Cynthesis – DeEvolution (Sensory)Friday, 22nd March 2013
With Zero Hour on ice for the foreseeable future, the brothers Tipton (Jasun and Troy) made the wise move to re-align with original ZH singer Erik Rosvold in Cynthesis, which by all intents and purposes, is a new band, not a project. On DeEvolution, the troupe fires away on technical, yet well-composed progressive metal, oftentimes creating a dark atmospheric landscape most bands of this ilk have zero interest in partaking in. And at this hour, such tactics are welcome. Ok, enough of that.
Rosvold is front and center here, responsible for the album’s storyline of “an elite group of leaders from a heavily industrialized city who find, brainwash and then exploit an indigenous tribes’ shaman, believing he would be the perfect supreme leader.” Not only that, the man kicks out some tasty vocal melodies – just check out the chorus of “Incision” and tender, Geoff Tate-like moments during “Profits of Disaster.”
Invariably, comparisons to Zero Hour are going to be lobbed at the group, but because of the usage of atmospheric moments (see: “Shallow World,” “Twilight”), it creates a cinematic flow that fully embellishes the script.
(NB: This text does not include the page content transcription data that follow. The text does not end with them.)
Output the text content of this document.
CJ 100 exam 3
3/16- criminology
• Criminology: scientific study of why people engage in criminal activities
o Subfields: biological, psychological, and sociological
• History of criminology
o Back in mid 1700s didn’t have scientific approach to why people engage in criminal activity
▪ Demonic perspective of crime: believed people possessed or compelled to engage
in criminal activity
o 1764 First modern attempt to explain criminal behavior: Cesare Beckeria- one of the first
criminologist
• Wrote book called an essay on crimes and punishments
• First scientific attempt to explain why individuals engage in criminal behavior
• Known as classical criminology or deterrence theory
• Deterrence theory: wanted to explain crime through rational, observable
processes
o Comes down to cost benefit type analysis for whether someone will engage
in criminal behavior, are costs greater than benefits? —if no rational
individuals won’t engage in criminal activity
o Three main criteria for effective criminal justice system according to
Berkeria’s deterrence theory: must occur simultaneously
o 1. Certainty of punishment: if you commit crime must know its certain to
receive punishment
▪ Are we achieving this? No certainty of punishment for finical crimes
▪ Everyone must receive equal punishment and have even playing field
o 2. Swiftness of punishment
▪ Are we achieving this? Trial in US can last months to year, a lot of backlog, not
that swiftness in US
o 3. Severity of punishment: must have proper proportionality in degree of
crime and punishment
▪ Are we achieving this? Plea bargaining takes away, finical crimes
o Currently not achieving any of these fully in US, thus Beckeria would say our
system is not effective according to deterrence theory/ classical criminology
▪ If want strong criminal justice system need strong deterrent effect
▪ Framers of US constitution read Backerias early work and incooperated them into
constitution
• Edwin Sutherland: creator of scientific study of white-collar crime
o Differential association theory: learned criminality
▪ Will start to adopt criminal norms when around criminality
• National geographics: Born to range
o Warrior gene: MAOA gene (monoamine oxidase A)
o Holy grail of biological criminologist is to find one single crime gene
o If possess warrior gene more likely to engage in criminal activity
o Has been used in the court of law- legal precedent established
There still is the pre-requisite tech-shredding going down on the beginning moments of “Divided Day,” while Troy Tipton (bass) puts his distinguishable bass noodling on display during the groove-oriented “The Edifice Grin.”
Chief songwriter Jasun Tipton has to be pleased at where DeEvolution went, for it’s the type of progressive-without-being-progressive album that can usually work outside of the restrictive bounds of the proggy metal scene. Lots of possibilities here with Cynthesis, and this debut has a clear handle on dynamics, thus putting the much-more recognized (for the time being) Zero Hour in the rear view.